Hi Pamela: Great work. We are exploiting this solid clinical ground to the hilt. This is the way to stop the cancer. I encourage common sense therapists who want to work this way to come work for us in New Hampshire. We will work carefully within the boundaries of the conversion therapy law to do proper biopsychosocial assessments. Temporary licenses are available and they have reciprocity here. Therapists can contact me at www.iadmhp.org.
Very good post Pamela!
Two questions for you.
1) Has anyone started/compiled a list of honest providers, like yourself, who are following the" un-woke" standards of care?

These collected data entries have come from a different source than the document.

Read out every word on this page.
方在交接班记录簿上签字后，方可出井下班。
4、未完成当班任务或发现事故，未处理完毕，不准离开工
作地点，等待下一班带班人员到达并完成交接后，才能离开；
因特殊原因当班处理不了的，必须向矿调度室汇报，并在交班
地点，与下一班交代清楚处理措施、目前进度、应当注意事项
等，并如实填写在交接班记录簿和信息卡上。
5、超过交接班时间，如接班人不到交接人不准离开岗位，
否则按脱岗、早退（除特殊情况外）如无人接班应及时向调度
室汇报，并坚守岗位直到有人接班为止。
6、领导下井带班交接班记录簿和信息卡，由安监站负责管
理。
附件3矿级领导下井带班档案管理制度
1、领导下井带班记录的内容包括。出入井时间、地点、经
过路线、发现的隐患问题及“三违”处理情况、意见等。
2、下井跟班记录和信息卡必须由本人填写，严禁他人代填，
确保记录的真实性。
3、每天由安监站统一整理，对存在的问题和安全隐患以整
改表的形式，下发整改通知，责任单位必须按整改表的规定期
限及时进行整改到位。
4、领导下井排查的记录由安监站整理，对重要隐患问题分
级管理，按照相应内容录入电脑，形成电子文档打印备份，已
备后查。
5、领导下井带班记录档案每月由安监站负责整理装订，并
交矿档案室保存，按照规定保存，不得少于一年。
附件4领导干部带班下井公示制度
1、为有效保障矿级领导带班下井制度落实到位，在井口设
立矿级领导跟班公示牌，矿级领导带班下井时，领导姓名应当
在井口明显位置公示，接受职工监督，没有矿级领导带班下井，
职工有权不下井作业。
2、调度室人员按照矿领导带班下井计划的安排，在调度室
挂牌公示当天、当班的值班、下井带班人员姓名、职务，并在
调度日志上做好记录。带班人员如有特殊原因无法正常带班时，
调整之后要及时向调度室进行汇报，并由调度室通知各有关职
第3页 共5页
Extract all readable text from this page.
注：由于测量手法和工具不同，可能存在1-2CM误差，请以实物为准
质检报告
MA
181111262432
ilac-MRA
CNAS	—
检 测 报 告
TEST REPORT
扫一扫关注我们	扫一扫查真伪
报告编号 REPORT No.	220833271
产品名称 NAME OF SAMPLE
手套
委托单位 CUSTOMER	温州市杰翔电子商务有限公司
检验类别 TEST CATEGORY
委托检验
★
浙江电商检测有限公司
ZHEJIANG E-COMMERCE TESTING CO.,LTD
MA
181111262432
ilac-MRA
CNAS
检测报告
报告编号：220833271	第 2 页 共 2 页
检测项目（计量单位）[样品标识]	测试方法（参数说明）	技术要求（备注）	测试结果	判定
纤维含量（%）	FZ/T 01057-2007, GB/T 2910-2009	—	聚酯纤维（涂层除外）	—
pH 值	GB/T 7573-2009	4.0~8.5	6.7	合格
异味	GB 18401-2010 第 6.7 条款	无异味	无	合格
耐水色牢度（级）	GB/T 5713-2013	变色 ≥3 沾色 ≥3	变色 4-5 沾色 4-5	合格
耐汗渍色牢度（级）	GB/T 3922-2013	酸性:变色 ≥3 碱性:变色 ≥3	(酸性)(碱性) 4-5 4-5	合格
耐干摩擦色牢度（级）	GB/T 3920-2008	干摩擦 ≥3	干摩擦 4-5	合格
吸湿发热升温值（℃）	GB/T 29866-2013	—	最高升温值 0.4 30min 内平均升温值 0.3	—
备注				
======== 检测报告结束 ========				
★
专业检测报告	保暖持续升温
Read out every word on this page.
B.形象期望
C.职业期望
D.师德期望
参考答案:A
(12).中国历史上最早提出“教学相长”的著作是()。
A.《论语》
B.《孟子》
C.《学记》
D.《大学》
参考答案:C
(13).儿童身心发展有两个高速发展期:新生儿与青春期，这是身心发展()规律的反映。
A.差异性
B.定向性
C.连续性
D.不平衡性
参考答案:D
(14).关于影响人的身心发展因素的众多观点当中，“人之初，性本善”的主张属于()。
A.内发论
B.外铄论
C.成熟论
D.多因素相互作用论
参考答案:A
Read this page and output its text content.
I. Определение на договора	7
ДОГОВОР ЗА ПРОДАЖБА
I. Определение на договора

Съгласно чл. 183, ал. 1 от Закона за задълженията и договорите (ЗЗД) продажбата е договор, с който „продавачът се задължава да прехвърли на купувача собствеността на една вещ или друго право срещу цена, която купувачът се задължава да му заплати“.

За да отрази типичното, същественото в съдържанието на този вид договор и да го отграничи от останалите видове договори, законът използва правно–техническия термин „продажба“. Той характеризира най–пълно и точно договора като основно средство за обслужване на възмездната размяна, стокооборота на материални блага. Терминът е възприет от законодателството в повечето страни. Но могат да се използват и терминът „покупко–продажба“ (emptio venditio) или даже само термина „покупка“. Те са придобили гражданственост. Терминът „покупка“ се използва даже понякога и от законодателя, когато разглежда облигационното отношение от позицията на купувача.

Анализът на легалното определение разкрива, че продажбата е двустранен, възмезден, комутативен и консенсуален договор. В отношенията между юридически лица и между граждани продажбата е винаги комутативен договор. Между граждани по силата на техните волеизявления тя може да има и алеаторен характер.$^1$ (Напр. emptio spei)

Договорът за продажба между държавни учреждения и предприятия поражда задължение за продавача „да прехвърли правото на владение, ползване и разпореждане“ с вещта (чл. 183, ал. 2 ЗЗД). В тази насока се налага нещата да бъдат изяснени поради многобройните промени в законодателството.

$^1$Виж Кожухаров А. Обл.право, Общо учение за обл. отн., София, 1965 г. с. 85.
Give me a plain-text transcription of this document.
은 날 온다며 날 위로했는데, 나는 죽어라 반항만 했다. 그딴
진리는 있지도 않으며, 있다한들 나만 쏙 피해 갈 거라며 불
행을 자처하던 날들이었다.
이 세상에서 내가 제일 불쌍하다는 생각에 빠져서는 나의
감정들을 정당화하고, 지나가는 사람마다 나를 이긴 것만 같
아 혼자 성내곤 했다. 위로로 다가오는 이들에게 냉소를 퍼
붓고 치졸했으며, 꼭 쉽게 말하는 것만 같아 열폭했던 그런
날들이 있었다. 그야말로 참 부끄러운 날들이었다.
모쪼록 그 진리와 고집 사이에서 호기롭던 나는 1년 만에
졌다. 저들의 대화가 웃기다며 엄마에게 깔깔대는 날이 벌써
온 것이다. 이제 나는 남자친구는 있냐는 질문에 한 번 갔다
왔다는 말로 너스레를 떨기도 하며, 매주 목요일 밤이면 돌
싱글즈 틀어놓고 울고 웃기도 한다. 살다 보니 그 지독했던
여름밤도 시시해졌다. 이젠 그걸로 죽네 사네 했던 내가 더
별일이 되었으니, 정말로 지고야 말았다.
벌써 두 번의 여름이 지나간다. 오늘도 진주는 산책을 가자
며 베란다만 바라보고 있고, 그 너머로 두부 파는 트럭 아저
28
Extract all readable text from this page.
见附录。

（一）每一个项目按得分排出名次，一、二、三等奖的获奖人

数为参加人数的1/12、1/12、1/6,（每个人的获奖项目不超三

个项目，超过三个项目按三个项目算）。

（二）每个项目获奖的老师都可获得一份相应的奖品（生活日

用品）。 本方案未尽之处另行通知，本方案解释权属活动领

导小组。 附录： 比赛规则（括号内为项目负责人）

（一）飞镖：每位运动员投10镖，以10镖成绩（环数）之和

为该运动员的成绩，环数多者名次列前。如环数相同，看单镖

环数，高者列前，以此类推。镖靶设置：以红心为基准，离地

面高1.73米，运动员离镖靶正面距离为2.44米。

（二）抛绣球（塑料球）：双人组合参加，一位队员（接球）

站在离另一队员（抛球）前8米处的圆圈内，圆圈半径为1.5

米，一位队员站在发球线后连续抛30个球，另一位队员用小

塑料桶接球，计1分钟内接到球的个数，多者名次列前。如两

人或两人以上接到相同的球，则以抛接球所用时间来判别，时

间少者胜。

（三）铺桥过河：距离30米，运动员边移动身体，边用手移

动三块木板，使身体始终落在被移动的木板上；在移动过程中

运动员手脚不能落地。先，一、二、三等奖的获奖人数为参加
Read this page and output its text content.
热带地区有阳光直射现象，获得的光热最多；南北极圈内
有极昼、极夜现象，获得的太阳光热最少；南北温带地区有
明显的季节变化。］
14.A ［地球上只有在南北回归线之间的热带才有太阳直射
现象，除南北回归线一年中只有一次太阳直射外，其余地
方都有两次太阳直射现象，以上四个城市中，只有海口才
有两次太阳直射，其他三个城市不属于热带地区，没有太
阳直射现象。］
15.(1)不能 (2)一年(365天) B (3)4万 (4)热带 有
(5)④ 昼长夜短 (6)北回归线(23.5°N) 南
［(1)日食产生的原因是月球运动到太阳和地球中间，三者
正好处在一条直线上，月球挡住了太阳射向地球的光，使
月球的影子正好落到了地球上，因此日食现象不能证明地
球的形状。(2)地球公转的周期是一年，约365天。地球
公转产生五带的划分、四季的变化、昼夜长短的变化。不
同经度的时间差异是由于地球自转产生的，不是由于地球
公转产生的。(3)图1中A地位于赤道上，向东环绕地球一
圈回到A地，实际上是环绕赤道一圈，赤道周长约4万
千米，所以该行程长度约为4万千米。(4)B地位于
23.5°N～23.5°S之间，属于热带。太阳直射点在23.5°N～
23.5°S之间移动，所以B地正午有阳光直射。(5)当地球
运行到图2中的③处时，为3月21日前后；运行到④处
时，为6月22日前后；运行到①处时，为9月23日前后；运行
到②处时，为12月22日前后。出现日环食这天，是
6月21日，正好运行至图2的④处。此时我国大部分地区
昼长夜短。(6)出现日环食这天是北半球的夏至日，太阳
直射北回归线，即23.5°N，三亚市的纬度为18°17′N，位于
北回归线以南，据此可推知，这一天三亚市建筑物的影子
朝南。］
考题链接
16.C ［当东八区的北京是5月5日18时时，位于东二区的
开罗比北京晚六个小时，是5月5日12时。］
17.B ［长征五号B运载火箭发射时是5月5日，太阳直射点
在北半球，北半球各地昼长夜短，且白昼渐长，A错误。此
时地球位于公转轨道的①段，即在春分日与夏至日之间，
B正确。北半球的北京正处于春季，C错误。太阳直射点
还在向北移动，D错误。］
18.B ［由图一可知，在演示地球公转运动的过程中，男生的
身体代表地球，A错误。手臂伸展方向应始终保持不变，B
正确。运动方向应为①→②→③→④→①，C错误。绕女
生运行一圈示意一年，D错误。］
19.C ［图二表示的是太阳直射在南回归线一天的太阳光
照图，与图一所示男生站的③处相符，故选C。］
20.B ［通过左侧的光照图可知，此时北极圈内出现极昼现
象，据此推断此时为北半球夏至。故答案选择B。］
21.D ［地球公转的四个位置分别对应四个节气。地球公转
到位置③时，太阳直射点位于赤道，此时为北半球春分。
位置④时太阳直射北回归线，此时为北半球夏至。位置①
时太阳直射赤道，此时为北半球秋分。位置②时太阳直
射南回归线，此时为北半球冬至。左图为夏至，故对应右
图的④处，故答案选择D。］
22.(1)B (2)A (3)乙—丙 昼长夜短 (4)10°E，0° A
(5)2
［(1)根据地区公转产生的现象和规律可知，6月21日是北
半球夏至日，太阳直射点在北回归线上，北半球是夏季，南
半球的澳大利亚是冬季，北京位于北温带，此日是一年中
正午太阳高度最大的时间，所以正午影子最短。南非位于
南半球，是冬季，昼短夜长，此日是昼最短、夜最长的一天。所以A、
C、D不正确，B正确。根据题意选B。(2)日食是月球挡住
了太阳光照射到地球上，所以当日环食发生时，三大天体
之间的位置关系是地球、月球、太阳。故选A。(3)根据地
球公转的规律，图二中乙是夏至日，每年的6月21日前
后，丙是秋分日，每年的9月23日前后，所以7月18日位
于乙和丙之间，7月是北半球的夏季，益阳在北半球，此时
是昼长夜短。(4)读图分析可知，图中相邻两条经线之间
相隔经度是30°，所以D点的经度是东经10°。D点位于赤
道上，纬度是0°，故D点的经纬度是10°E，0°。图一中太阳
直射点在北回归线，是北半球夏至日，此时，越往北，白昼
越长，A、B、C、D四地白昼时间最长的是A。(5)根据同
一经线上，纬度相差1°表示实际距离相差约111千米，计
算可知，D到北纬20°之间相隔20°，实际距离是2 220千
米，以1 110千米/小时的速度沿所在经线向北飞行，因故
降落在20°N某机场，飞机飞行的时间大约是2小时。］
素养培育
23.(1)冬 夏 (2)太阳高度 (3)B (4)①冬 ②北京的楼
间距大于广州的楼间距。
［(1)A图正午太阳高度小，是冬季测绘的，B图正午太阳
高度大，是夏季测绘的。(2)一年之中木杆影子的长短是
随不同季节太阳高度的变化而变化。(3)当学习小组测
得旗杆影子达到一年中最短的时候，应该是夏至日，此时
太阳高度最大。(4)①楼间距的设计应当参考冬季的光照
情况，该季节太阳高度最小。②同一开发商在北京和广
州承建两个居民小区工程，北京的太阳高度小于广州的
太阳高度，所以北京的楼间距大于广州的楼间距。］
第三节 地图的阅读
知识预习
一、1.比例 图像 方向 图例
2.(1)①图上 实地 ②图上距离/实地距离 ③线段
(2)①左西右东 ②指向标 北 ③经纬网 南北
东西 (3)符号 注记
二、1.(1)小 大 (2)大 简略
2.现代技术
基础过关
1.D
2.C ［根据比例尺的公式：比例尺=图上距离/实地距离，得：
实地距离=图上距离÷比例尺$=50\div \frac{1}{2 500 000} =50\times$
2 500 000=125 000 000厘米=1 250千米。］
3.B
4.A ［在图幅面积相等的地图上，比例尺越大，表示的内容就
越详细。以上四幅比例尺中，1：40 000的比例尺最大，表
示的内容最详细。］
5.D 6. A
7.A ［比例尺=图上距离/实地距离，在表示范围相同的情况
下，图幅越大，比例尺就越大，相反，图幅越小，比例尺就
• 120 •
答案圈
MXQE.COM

To be clear, I am referring to providers who will actively screen for ALL issues a patient may be dealing with and then treat those issues, in an unbias and comprehensive manner.
A listing of these providers, is painfully needed by the parent out here - as I'm sure you know.
2) In your experience with those who're de-transitioning (especially teens), do they ever allude to what might have made them think twice, about the panacea of the gender Kool aid? Of course, human nature being what it is - especially in crisis - having a Cloe Cole telling them it's a mistake, sham, scam and cult manipulation, may have made no difference at all.
Thank you for the work you are doing. It's critical, as this manically destructive Genie is not going back in the bottle. The fear the best we can hope for is early intervention/mitigation (parents) and then honest and comprehensive care/after care, for those coming out the other end, of this mental and physical meat grinder.